The Gag Rule and Abolitionist Movement
With the rising popularity and increasing number of petitions sent by the abolitionist movement, the Southern Congress members began their fight in defending the tradition of slavery. The gag rule, introduced in effect from 1836 until 1845, postponed governmental action on slavery-related petitions without hearing them (Jenkins et al., 2020). In practice, members of Congress were prohibited from freely speaking or expressing opinions of slavery at the time, which hindered the progress somewhat. However, the rule’s implementation did not stop the slow rise of the anti-slavery sentiment in the Northern part of the US (Jenkins et al., 2020). This rise was gradually reflected in the growing congress support of John Quincy Adams, who from the start fought passionately against slavery and in support of the abolitionist movement (Jenkins et al., 2020). While the ‘gag rule’ initially intended to shut the anti-slavery conversation down, it ultimately backfired, limiting the petition rights of those pro-slavery (Jenkins et al., 2020). Overall, this rule may have hindered the development of the abolitionist movement somewhat, but more than anything, it has provided a compelling rallying point.

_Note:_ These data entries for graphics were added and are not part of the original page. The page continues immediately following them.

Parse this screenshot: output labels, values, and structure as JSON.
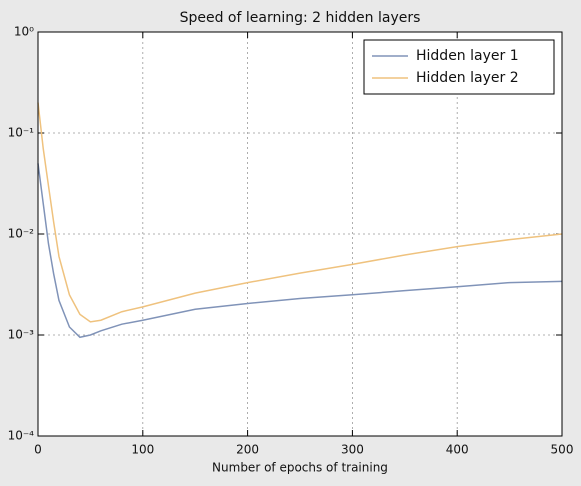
{
  "chart_data": {
    "type": "line",
    "title": "Speed of learning: 2 hidden layers",
    "x_label": "Number of epochs of training",
    "x": [
      0,
      5,
      10,
      15,
      20,
      30,
      40,
      50,
      60,
      80,
      100,
      150,
      200,
      250,
      300,
      350,
      400,
      450,
      500
    ],
    "series": [
      {
        "name": "Hidden layer 1",
        "color": "#8093b8",
        "values": [
          0.05,
          0.02,
          0.008,
          0.004,
          0.0022,
          0.0012,
          0.00095,
          0.001,
          0.0011,
          0.00128,
          0.0014,
          0.0018,
          0.00205,
          0.0023,
          0.0025,
          0.00275,
          0.003,
          0.0033,
          0.0034
        ]
      },
      {
        "name": "Hidden layer 2",
        "color": "#efc27e",
        "values": [
          0.2,
          0.07,
          0.03,
          0.013,
          0.006,
          0.0025,
          0.0016,
          0.00135,
          0.0014,
          0.0017,
          0.0019,
          0.0026,
          0.0033,
          0.0041,
          0.005,
          0.0062,
          0.0075,
          0.0088,
          0.01
        ]
      }
    ],
    "xlim": [
      0,
      500
    ],
    "xticks": [
      0,
      100,
      200,
      300,
      400,
      500
    ],
    "ylim": [
      0.0001,
      1
    ],
    "yscale": "log",
    "yticks": [
      {
        "value": 0.0001,
        "label": "10⁻⁴"
      },
      {
        "value": 0.001,
        "label": "10⁻³"
      },
      {
        "value": 0.01,
        "label": "10⁻²"
      },
      {
        "value": 0.1,
        "label": "10⁻¹"
      },
      {
        "value": 1,
        "label": "10⁰"
      }
    ],
    "grid": true,
    "legend": "upper-right"
  }
}
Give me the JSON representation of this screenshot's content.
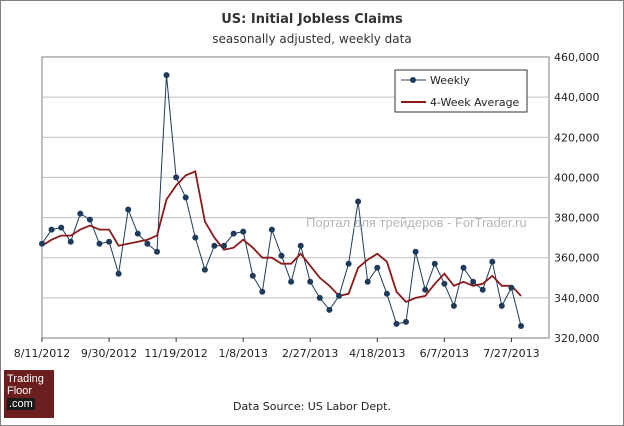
{
  "header": {
    "title": "US: Initial Jobless Claims",
    "subtitle": "seasonally adjusted, weekly data"
  },
  "footer": {
    "source": "Data Source: US Labor Dept.",
    "logo_lines": [
      "Trading",
      "Floor",
      ".com"
    ],
    "watermark": "Портал для трейдеров - ForTrader.ru"
  },
  "colors": {
    "weekly": "#1f3b5b",
    "average": "#8b1a1a",
    "grid": "#bfbfbf",
    "axis": "#333333"
  },
  "chart_data": {
    "type": "line",
    "title": "US: Initial Jobless Claims",
    "subtitle": "seasonally adjusted, weekly data",
    "xlabel": "",
    "ylabel": "",
    "ylim": [
      320000,
      460000
    ],
    "yticks": [
      "320,000",
      "340,000",
      "360,000",
      "380,000",
      "400,000",
      "420,000",
      "440,000",
      "460,000"
    ],
    "ytick_values": [
      320000,
      340000,
      360000,
      380000,
      400000,
      420000,
      440000,
      460000
    ],
    "xticks": [
      {
        "label": "8/11/2012",
        "index": 0
      },
      {
        "label": "9/30/2012",
        "index": 7
      },
      {
        "label": "11/19/2012",
        "index": 14
      },
      {
        "label": "1/8/2013",
        "index": 21
      },
      {
        "label": "2/27/2013",
        "index": 28
      },
      {
        "label": "4/18/2013",
        "index": 35
      },
      {
        "label": "6/7/2013",
        "index": 42
      },
      {
        "label": "7/27/2013",
        "index": 49
      }
    ],
    "grid": true,
    "legend_position": "top-right",
    "series": [
      {
        "name": "Weekly",
        "style": "line-markers",
        "values": [
          367000,
          374000,
          375000,
          368000,
          382000,
          379000,
          367000,
          368000,
          352000,
          384000,
          372000,
          367000,
          363000,
          451000,
          400000,
          390000,
          370000,
          354000,
          366000,
          366000,
          372000,
          373000,
          351000,
          343000,
          374000,
          361000,
          348000,
          366000,
          348000,
          340000,
          334000,
          341000,
          357000,
          388000,
          348000,
          355000,
          342000,
          327000,
          328000,
          363000,
          344000,
          357000,
          347000,
          336000,
          355000,
          348000,
          344000,
          358000,
          336000,
          345000,
          326000
        ]
      },
      {
        "name": "4-Week Average",
        "style": "line",
        "values": [
          366000,
          369000,
          371000,
          371000,
          374000,
          376000,
          374000,
          374000,
          366000,
          367000,
          368000,
          369000,
          371000,
          389000,
          396000,
          401000,
          403000,
          378000,
          370000,
          364000,
          365000,
          369000,
          365000,
          360000,
          360000,
          357000,
          357000,
          362000,
          356000,
          350000,
          346000,
          341000,
          342000,
          355000,
          359000,
          362000,
          358000,
          343000,
          338000,
          340000,
          341000,
          347000,
          352000,
          346000,
          348000,
          346000,
          347000,
          351000,
          346000,
          346000,
          341000
        ]
      }
    ]
  }
}
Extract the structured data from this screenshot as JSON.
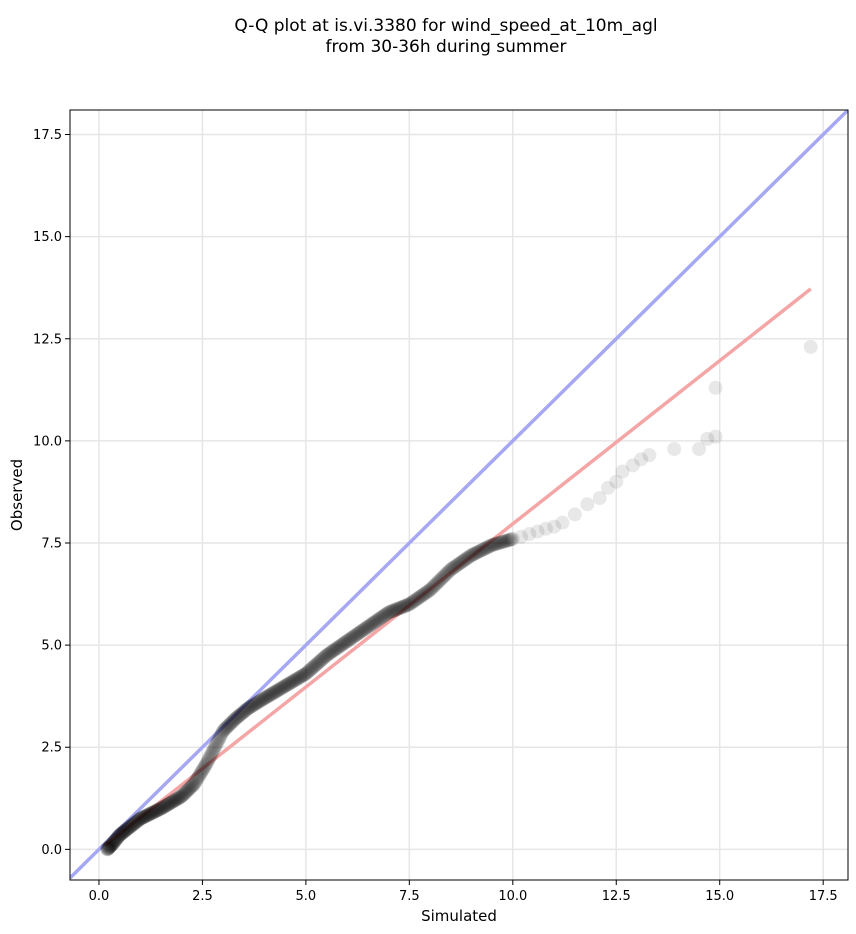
{
  "chart_data": {
    "type": "scatter",
    "title_lines": [
      "Q-Q plot at is.vi.3380 for wind_speed_at_10m_agl",
      "from 30-36h during summer"
    ],
    "xlabel": "Simulated",
    "ylabel": "Observed",
    "xlim": [
      -0.7,
      18.1
    ],
    "ylim": [
      -0.75,
      18.1
    ],
    "x_ticks": [
      0.0,
      2.5,
      5.0,
      7.5,
      10.0,
      12.5,
      15.0,
      17.5
    ],
    "x_tick_labels": [
      "0.0",
      "2.5",
      "5.0",
      "7.5",
      "10.0",
      "12.5",
      "15.0",
      "17.5"
    ],
    "y_ticks": [
      0.0,
      2.5,
      5.0,
      7.5,
      10.0,
      12.5,
      15.0,
      17.5
    ],
    "y_tick_labels": [
      "0.0",
      "2.5",
      "5.0",
      "7.5",
      "10.0",
      "12.5",
      "15.0",
      "17.5"
    ],
    "grid": true,
    "colors": {
      "points": "#000000",
      "identity_line": "#a6a8f4",
      "fit_line": "#f4a6a6"
    },
    "reference_lines": {
      "identity": {
        "x": [
          -0.7,
          18.1
        ],
        "y": [
          -0.7,
          18.1
        ]
      },
      "fit": {
        "x": [
          0.15,
          17.2
        ],
        "y": [
          0.1,
          13.72
        ]
      }
    },
    "quantile_profile": {
      "x": [
        0.2,
        0.3,
        0.5,
        1.0,
        1.5,
        2.0,
        2.3,
        2.6,
        2.8,
        3.0,
        3.3,
        3.6,
        4.0,
        4.5,
        5.0,
        5.5,
        6.0,
        6.5,
        7.0,
        7.5,
        8.0,
        8.5,
        9.0,
        9.5,
        10.0
      ],
      "y": [
        0.0,
        0.1,
        0.35,
        0.75,
        1.0,
        1.3,
        1.6,
        2.1,
        2.5,
        2.9,
        3.2,
        3.45,
        3.7,
        4.0,
        4.3,
        4.75,
        5.1,
        5.45,
        5.8,
        6.0,
        6.35,
        6.85,
        7.2,
        7.45,
        7.6
      ],
      "count": 500
    },
    "tail_points": [
      {
        "x": 10.2,
        "y": 7.65
      },
      {
        "x": 10.4,
        "y": 7.72
      },
      {
        "x": 10.6,
        "y": 7.78
      },
      {
        "x": 10.8,
        "y": 7.85
      },
      {
        "x": 11.0,
        "y": 7.9
      },
      {
        "x": 11.2,
        "y": 8.0
      },
      {
        "x": 11.5,
        "y": 8.2
      },
      {
        "x": 11.8,
        "y": 8.45
      },
      {
        "x": 12.1,
        "y": 8.6
      },
      {
        "x": 12.3,
        "y": 8.85
      },
      {
        "x": 12.5,
        "y": 9.0
      },
      {
        "x": 12.65,
        "y": 9.25
      },
      {
        "x": 12.9,
        "y": 9.4
      },
      {
        "x": 13.1,
        "y": 9.55
      },
      {
        "x": 13.3,
        "y": 9.65
      },
      {
        "x": 13.9,
        "y": 9.8
      },
      {
        "x": 14.5,
        "y": 9.8
      },
      {
        "x": 14.7,
        "y": 10.05
      },
      {
        "x": 14.9,
        "y": 10.1
      },
      {
        "x": 14.9,
        "y": 11.3
      },
      {
        "x": 17.2,
        "y": 12.3
      }
    ]
  }
}
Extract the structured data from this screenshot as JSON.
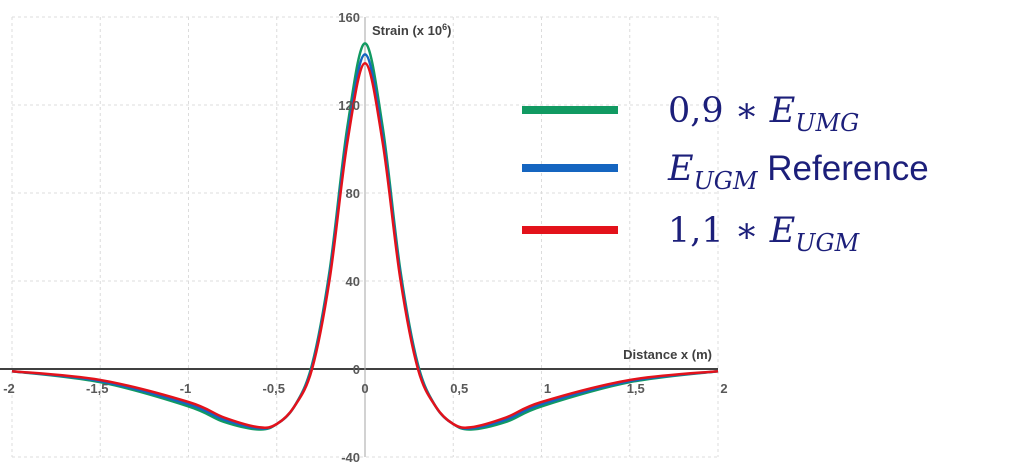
{
  "chart_data": {
    "type": "line",
    "xlabel": "Distance x (m)",
    "ylabel_base": "Strain (x 10",
    "ylabel_exp": "6",
    "ylabel_close": ")",
    "xlim": [
      -2,
      2
    ],
    "ylim": [
      -40,
      160
    ],
    "x_ticks": [
      "-2",
      "-1,5",
      "-1",
      "-0,5",
      "0",
      "0,5",
      "1",
      "1,5",
      "2"
    ],
    "x_tick_values": [
      -2,
      -1.5,
      -1,
      -0.5,
      0,
      0.5,
      1,
      1.5,
      2
    ],
    "y_ticks": [
      "-40",
      "0",
      "40",
      "80",
      "120",
      "160"
    ],
    "y_tick_values": [
      -40,
      0,
      40,
      80,
      120,
      160
    ],
    "grid": true,
    "legend_position": "right",
    "series": [
      {
        "key": "green",
        "color": "#119a62",
        "label_parts": [
          {
            "t": "0,9 ∗ ",
            "s": "n"
          },
          {
            "t": "E",
            "s": "i"
          },
          {
            "t": "UMG",
            "s": "sub"
          }
        ],
        "peak": 148,
        "trough": -27.5,
        "x": [
          -2,
          -1.5,
          -1,
          -0.8,
          -0.6,
          -0.5,
          -0.4,
          -0.3,
          -0.2,
          -0.1,
          0,
          0.1,
          0.2,
          0.3,
          0.4,
          0.5,
          0.6,
          0.8,
          1,
          1.5,
          2
        ],
        "y": [
          -1,
          -6,
          -17,
          -24,
          -27.5,
          -25,
          -17,
          2,
          45,
          110,
          148,
          110,
          45,
          2,
          -17,
          -25,
          -27.5,
          -24,
          -17,
          -6,
          -1
        ]
      },
      {
        "key": "blue",
        "color": "#1565c0",
        "label_parts": [
          {
            "t": "E",
            "s": "i"
          },
          {
            "t": "UGM",
            "s": "sub"
          },
          {
            "t": " Reference",
            "s": "sans"
          }
        ],
        "peak": 143,
        "trough": -27,
        "x": [
          -2,
          -1.5,
          -1,
          -0.8,
          -0.6,
          -0.5,
          -0.4,
          -0.3,
          -0.2,
          -0.1,
          0,
          0.1,
          0.2,
          0.3,
          0.4,
          0.5,
          0.6,
          0.8,
          1,
          1.5,
          2
        ],
        "y": [
          -1,
          -5.5,
          -16,
          -23,
          -27,
          -25,
          -17,
          1,
          43,
          106,
          143,
          106,
          43,
          1,
          -17,
          -25,
          -27,
          -23,
          -16,
          -5.5,
          -1
        ]
      },
      {
        "key": "red",
        "color": "#e3121b",
        "label_parts": [
          {
            "t": "1,1 ∗ ",
            "s": "n"
          },
          {
            "t": "E",
            "s": "i"
          },
          {
            "t": "UGM",
            "s": "sub"
          }
        ],
        "peak": 139,
        "trough": -26.5,
        "x": [
          -2,
          -1.5,
          -1,
          -0.8,
          -0.6,
          -0.5,
          -0.4,
          -0.3,
          -0.2,
          -0.1,
          0,
          0.1,
          0.2,
          0.3,
          0.4,
          0.5,
          0.6,
          0.8,
          1,
          1.5,
          2
        ],
        "y": [
          -1,
          -5,
          -15,
          -22,
          -26.5,
          -25,
          -17,
          0,
          41,
          103,
          139,
          103,
          41,
          0,
          -17,
          -25,
          -26.5,
          -22,
          -15,
          -5,
          -1
        ]
      }
    ]
  }
}
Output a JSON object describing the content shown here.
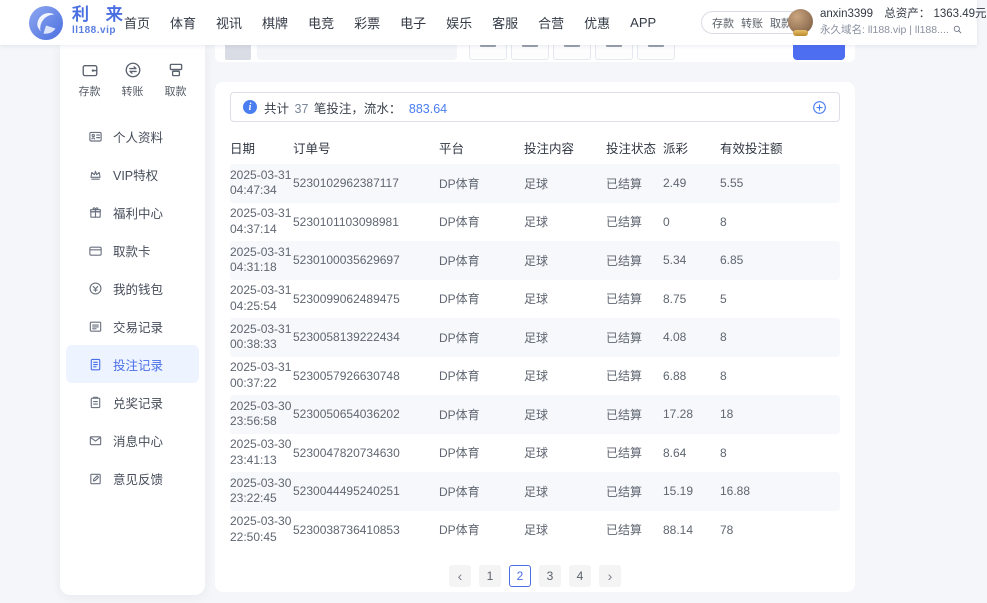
{
  "brand": {
    "name": "利 来",
    "domain": "ll188.vip"
  },
  "nav": {
    "items": [
      "首页",
      "体育",
      "视讯",
      "棋牌",
      "电竞",
      "彩票",
      "电子",
      "娱乐",
      "客服",
      "合营",
      "优惠",
      "APP"
    ]
  },
  "quick_pill": {
    "items": [
      "存款",
      "转账",
      "取款"
    ]
  },
  "user": {
    "name": "anxin3399",
    "assets_label": "总资产：",
    "assets_value": "1363.49元",
    "domain_line": "永久域名: ll188.vip | ll188...."
  },
  "sidebar": {
    "quick_actions": [
      {
        "label": "存款",
        "icon": "deposit-icon"
      },
      {
        "label": "转账",
        "icon": "transfer-icon"
      },
      {
        "label": "取款",
        "icon": "withdraw-icon"
      }
    ],
    "items": [
      {
        "label": "个人资料",
        "icon": "profile-icon",
        "active": false
      },
      {
        "label": "VIP特权",
        "icon": "vip-crown-icon",
        "active": false
      },
      {
        "label": "福利中心",
        "icon": "gift-icon",
        "active": false
      },
      {
        "label": "取款卡",
        "icon": "bank-card-icon",
        "active": false
      },
      {
        "label": "我的钱包",
        "icon": "wallet-icon",
        "active": false
      },
      {
        "label": "交易记录",
        "icon": "transactions-icon",
        "active": false
      },
      {
        "label": "投注记录",
        "icon": "bet-records-icon",
        "active": true
      },
      {
        "label": "兑奖记录",
        "icon": "redeem-icon",
        "active": false
      },
      {
        "label": "消息中心",
        "icon": "message-icon",
        "active": false
      },
      {
        "label": "意见反馈",
        "icon": "feedback-icon",
        "active": false
      }
    ]
  },
  "summary": {
    "prefix": "共计",
    "count": "37",
    "middle": "笔投注，流水：",
    "amount": "883.64"
  },
  "table": {
    "headers": [
      "日期",
      "订单号",
      "平台",
      "投注内容",
      "投注状态",
      "派彩",
      "有效投注额"
    ],
    "rows": [
      {
        "date": "2025-03-31",
        "time": "04:47:34",
        "order": "5230102962387117",
        "platform": "DP体育",
        "content": "足球",
        "status": "已结算",
        "payout": "2.49",
        "valid": "5.55"
      },
      {
        "date": "2025-03-31",
        "time": "04:37:14",
        "order": "5230101103098981",
        "platform": "DP体育",
        "content": "足球",
        "status": "已结算",
        "payout": "0",
        "valid": "8"
      },
      {
        "date": "2025-03-31",
        "time": "04:31:18",
        "order": "5230100035629697",
        "platform": "DP体育",
        "content": "足球",
        "status": "已结算",
        "payout": "5.34",
        "valid": "6.85"
      },
      {
        "date": "2025-03-31",
        "time": "04:25:54",
        "order": "5230099062489475",
        "platform": "DP体育",
        "content": "足球",
        "status": "已结算",
        "payout": "8.75",
        "valid": "5"
      },
      {
        "date": "2025-03-31",
        "time": "00:38:33",
        "order": "5230058139222434",
        "platform": "DP体育",
        "content": "足球",
        "status": "已结算",
        "payout": "4.08",
        "valid": "8"
      },
      {
        "date": "2025-03-31",
        "time": "00:37:22",
        "order": "5230057926630748",
        "platform": "DP体育",
        "content": "足球",
        "status": "已结算",
        "payout": "6.88",
        "valid": "8"
      },
      {
        "date": "2025-03-30",
        "time": "23:56:58",
        "order": "5230050654036202",
        "platform": "DP体育",
        "content": "足球",
        "status": "已结算",
        "payout": "17.28",
        "valid": "18"
      },
      {
        "date": "2025-03-30",
        "time": "23:41:13",
        "order": "5230047820734630",
        "platform": "DP体育",
        "content": "足球",
        "status": "已结算",
        "payout": "8.64",
        "valid": "8"
      },
      {
        "date": "2025-03-30",
        "time": "23:22:45",
        "order": "5230044495240251",
        "platform": "DP体育",
        "content": "足球",
        "status": "已结算",
        "payout": "15.19",
        "valid": "16.88"
      },
      {
        "date": "2025-03-30",
        "time": "22:50:45",
        "order": "5230038736410853",
        "platform": "DP体育",
        "content": "足球",
        "status": "已结算",
        "payout": "88.14",
        "valid": "78"
      }
    ]
  },
  "pagination": {
    "prev": "‹",
    "next": "›",
    "pages": [
      {
        "label": "1",
        "active": false
      },
      {
        "label": "2",
        "active": true
      },
      {
        "label": "3",
        "active": false
      },
      {
        "label": "4",
        "active": false
      }
    ]
  },
  "colors": {
    "accent": "#4e6ef2",
    "link_blue": "#4a7df0",
    "active_item_bg": "#edf3ff"
  }
}
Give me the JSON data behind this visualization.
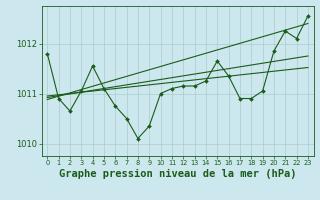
{
  "title": "Graphe pression niveau de la mer (hPa)",
  "background_color": "#cce8ee",
  "grid_color": "#aacccc",
  "line_color": "#1a5c1a",
  "xlim": [
    -0.5,
    23.5
  ],
  "ylim": [
    1009.75,
    1012.75
  ],
  "yticks": [
    1010,
    1011,
    1012
  ],
  "xticks": [
    0,
    1,
    2,
    3,
    4,
    5,
    6,
    7,
    8,
    9,
    10,
    11,
    12,
    13,
    14,
    15,
    16,
    17,
    18,
    19,
    20,
    21,
    22,
    23
  ],
  "series_main": [
    1011.8,
    1010.9,
    1010.65,
    1011.05,
    1011.55,
    1011.1,
    1010.75,
    1010.5,
    1010.1,
    1010.35,
    1011.0,
    1011.1,
    1011.15,
    1011.15,
    1011.25,
    1011.65,
    1011.35,
    1010.9,
    1010.9,
    1011.05,
    1011.85,
    1012.25,
    1012.1,
    1012.55
  ],
  "trend1_x": [
    0,
    23
  ],
  "trend1_y": [
    1010.88,
    1012.4
  ],
  "trend2_x": [
    0,
    23
  ],
  "trend2_y": [
    1010.92,
    1011.75
  ],
  "trend3_x": [
    0,
    23
  ],
  "trend3_y": [
    1010.95,
    1011.52
  ],
  "marker_size": 2.0,
  "linewidth": 0.8,
  "title_fontsize": 7.5,
  "tick_fontsize": 5.5
}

Women’s Rights and Anti-Slavery Movement
The anti-slavery movement has laid the foundational groundwork for embracing human rights in the American nation. Following that, the activists began reconciling anti-slavery and women’s rights arguments by framing both movements in terms of human rights (Stevenson, 2017). However, in abolitionism, a ‘man’s right’ rhetoric appeared only episodically to reinforce the notions of brotherhood and liberty (American anti-slavery society, 1833). While the women’s rights movement operated in the same plane of striving for equality for all, the early woman-slave analogy was often problematic due to its perceived emphasis on rights for white women (Stevenson, 2017). With the more comprehensive embedment of the human rights rhetoric, this connotation dissipated, and the emphasis was rightfully placed on endowing any and all human beings with equal rights.
American anti-slavery society. (1833). Declaration of sentiments of the American anti-slavery society. Adopted at the formation of said society, in Philadelphia, on the 4th day of December, 1833. Penny Tracts. Web.
Jenkins, J. A., & Charles, S. (2020). Causal inference and American political development: The case of the gag rule. Public Choice, 185(3–4), 429–457. Web.
Stevenson, A. (2017). The “Great Doctrine of Human Rights”: Articulation and Authentication in the Nineteenth-Century U.S. Antislavery and Women’s Rights Movements. Humanity: An International Journal of Human Rights, Humanitarianism, and Development, 8(3), 413–439. Web.